From Chicken Soup for the Soul in Menopause

God, I’m Shvitzing!

“So, what did the doctor say?” I asked as I entered our bedroom.

My wife, Lisa, reached over and gave me a soft “welcome home” kiss. I could tell the news was not going to be good. “He saw signs I may be going through perimenopause.” “Perimenopause?” I asked. I knew about menopause, but what the heck was perimenopause? Noting the confusion on my face and in my voice, she immediately answered, “It marks the period that begins the transition into menopause.”

I learned from her that perimenopause symptoms vary from woman to woman; however, they can include hot flashes, menstrual irregularities, loss of sexual arousal, sleeping problems, and, of course,mood swings. When she told me that this could last anywhere from two to eight years, in addition to the actual menopause period, chillswent up my spine.

“Eight years!”

“Yeah,” she replied. The unspoken sadness in her voice was louder than any of her words. She would soon be entering what is commonly known as the “change of life.” She was barely in her forties.

“Eight years,” I repeated in disbelief. “You’ve got to be kidding!”

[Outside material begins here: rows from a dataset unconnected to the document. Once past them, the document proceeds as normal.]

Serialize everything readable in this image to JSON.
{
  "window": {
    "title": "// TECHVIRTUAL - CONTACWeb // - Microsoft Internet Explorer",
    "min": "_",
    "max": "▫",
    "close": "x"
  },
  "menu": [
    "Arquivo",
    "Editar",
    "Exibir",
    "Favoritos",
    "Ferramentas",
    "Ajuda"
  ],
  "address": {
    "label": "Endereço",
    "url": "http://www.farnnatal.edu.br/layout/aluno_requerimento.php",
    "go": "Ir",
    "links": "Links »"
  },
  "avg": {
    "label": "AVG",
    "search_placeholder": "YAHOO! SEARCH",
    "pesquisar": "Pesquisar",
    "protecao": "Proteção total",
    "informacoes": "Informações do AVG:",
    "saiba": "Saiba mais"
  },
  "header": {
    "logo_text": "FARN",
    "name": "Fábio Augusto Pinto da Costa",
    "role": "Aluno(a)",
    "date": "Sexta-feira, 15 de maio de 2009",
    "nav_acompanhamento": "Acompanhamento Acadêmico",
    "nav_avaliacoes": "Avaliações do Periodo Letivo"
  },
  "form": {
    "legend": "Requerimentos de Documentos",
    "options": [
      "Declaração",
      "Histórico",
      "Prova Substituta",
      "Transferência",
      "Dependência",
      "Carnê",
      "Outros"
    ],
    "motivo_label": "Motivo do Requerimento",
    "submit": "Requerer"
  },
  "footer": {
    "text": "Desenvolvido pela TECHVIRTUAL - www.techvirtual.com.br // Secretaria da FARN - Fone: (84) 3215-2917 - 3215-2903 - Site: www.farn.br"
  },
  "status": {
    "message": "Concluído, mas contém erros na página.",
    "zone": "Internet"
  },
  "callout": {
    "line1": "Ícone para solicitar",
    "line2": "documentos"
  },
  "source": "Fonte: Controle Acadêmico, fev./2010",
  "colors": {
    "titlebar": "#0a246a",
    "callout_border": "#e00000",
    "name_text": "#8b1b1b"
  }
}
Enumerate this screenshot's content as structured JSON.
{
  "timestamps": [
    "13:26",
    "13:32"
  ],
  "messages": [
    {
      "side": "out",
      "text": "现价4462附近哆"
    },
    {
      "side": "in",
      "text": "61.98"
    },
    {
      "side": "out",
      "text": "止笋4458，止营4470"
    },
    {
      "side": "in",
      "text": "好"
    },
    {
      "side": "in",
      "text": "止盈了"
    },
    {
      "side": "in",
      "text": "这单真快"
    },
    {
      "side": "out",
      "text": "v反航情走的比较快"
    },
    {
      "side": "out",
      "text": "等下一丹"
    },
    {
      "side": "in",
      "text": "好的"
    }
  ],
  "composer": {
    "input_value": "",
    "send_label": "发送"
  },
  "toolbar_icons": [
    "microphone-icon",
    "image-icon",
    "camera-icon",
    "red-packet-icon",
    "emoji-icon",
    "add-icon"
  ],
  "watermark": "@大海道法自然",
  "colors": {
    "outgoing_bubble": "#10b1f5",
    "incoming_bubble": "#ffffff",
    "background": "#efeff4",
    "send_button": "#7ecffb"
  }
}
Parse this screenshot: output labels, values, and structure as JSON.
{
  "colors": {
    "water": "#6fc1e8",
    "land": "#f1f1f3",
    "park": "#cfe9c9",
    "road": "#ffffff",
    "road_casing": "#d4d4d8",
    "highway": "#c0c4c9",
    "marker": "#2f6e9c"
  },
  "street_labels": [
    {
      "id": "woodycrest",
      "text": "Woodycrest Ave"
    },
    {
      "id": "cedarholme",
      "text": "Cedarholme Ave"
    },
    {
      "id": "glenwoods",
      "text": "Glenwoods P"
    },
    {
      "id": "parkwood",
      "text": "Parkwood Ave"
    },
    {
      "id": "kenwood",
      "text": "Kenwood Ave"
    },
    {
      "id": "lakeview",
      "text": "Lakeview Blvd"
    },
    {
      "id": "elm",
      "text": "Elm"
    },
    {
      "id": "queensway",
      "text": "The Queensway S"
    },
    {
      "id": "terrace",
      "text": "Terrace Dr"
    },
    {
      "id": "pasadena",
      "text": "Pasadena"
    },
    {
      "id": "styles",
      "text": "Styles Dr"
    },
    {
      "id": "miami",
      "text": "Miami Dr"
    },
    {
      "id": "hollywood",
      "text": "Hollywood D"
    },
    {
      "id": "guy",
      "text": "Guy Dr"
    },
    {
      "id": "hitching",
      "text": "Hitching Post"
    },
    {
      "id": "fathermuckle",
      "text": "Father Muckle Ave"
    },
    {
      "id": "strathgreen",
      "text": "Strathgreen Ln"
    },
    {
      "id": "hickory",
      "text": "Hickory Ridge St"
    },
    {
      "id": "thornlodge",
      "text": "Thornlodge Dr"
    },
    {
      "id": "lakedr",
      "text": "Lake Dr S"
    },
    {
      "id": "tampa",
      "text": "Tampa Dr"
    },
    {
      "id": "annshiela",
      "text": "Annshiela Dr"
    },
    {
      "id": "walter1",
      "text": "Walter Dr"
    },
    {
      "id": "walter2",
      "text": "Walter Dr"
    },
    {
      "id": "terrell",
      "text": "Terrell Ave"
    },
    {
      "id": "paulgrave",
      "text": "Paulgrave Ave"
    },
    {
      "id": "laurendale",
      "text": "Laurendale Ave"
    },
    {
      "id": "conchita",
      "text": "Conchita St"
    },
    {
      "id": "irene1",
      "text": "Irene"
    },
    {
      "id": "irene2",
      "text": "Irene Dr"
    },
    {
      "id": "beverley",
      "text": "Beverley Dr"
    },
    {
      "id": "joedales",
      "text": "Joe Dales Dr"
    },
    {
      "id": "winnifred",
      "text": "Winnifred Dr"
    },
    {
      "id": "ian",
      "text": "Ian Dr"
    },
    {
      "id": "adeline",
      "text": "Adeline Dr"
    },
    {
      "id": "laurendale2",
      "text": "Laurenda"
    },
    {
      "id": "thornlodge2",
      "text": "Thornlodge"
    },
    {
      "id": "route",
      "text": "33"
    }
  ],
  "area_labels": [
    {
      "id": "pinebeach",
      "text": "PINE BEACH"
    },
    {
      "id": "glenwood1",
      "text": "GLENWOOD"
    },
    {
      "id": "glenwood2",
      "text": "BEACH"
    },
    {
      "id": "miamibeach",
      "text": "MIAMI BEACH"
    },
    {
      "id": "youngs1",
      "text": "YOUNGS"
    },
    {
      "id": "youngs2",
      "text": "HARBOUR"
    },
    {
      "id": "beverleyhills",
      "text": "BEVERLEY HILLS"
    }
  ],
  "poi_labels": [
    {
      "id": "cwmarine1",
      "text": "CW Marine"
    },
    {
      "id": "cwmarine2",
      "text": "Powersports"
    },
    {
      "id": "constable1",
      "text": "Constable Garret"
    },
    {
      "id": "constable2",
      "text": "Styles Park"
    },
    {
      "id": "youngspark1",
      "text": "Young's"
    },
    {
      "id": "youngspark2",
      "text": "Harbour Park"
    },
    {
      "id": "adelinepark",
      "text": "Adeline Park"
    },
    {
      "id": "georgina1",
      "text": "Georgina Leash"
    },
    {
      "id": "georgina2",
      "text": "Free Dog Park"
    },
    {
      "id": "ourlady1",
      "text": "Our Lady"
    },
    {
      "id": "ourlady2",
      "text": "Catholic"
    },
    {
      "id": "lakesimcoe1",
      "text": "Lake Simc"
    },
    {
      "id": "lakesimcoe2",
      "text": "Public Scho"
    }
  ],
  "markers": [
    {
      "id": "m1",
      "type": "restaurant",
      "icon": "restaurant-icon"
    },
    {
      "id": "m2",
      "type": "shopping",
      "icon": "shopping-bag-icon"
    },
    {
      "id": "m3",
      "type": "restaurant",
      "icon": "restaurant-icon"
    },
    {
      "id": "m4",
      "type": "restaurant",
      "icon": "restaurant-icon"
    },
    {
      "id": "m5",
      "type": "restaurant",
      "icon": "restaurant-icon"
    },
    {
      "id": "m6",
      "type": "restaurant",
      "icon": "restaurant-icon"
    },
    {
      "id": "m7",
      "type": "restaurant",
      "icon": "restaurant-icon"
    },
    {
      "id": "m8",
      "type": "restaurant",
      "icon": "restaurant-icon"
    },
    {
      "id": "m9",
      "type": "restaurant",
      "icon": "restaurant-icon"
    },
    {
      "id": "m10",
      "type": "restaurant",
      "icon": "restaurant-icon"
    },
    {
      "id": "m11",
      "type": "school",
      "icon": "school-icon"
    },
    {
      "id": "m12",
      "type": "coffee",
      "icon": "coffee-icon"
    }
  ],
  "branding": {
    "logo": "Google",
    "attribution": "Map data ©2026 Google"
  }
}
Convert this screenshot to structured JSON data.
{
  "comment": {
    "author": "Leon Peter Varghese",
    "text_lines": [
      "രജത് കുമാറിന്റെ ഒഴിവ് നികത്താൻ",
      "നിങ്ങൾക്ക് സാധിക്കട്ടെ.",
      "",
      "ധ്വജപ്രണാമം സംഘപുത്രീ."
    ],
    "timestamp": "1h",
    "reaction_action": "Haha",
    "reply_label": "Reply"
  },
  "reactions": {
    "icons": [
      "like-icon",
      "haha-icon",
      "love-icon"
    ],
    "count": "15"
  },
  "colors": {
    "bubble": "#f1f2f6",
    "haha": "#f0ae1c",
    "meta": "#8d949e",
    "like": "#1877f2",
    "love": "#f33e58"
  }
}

She wasn’t, and it was a stupid question, even for a rhetorical one. I was going to enter somewhat of a change of life, too. And as hard as I tried to resist, my mind visualized the various clichéd situations I had seen in numerous movies and television shows. But reality would soon alter my perspective.

Yes, the mood swings were touchy, but I soon got accustomed to them and tried not to take them personally. Sometimes this was not an easy task.

Yes, the lowered libido was troublesome. But like the famous car rental service, that meant we just had to work harder, but with care.

But the hot flashes. This was what made my heart truly ache for her. No matter how many times you hear about them or see comedy made of them in movies and sitcoms, you have to go through it with someone you love to really know it’s not a laughing matter. It seemed like pure torture. Even on the coldest nights we would find ourselves on the opposite spectrum of body temperature. I would be wearing warm clothing and still feeling a chill. Meanwhile, Lisa would be sitting in her nightgown, her face glistening with beads of sweat while moaning, “Feel me, I’m drenched!” Moments later, she’d be under the covers saying, “It’s so cold.” Throughout the night, her side of the covers would flop on and off repeatedly, while I would be comfortably tucked in.

Once, at two in the morning, she rolled over and exclaimed in frustration, “God, I’m shvitzing!” Now, I’m not Jewish, but I’ve picked up a few Yiddish words being married to her. In this situation, “shvitzing” would be translated to mean, “I wish these darn hot flashes would give me a break! They’re making my life miserable!” That’s a loose translation, of course.

I kissed her on her forehead, for I knew that as difficult as it was for me to deal with, menopause was a hundred times more difficult for her to live with. It caused me to remember something I agreed to sixteen years ago,”. . . for richer or poorer, in sickness or in health, till death do we part.” And even though this was not a sickness but a normal phase of life, I knew she was going to need me now more than ever.

Through the darkness, I saw her beautiful eyes filling with glistening tears. I said to her softly, “What’s eight years? We can do that time standing on our heads.”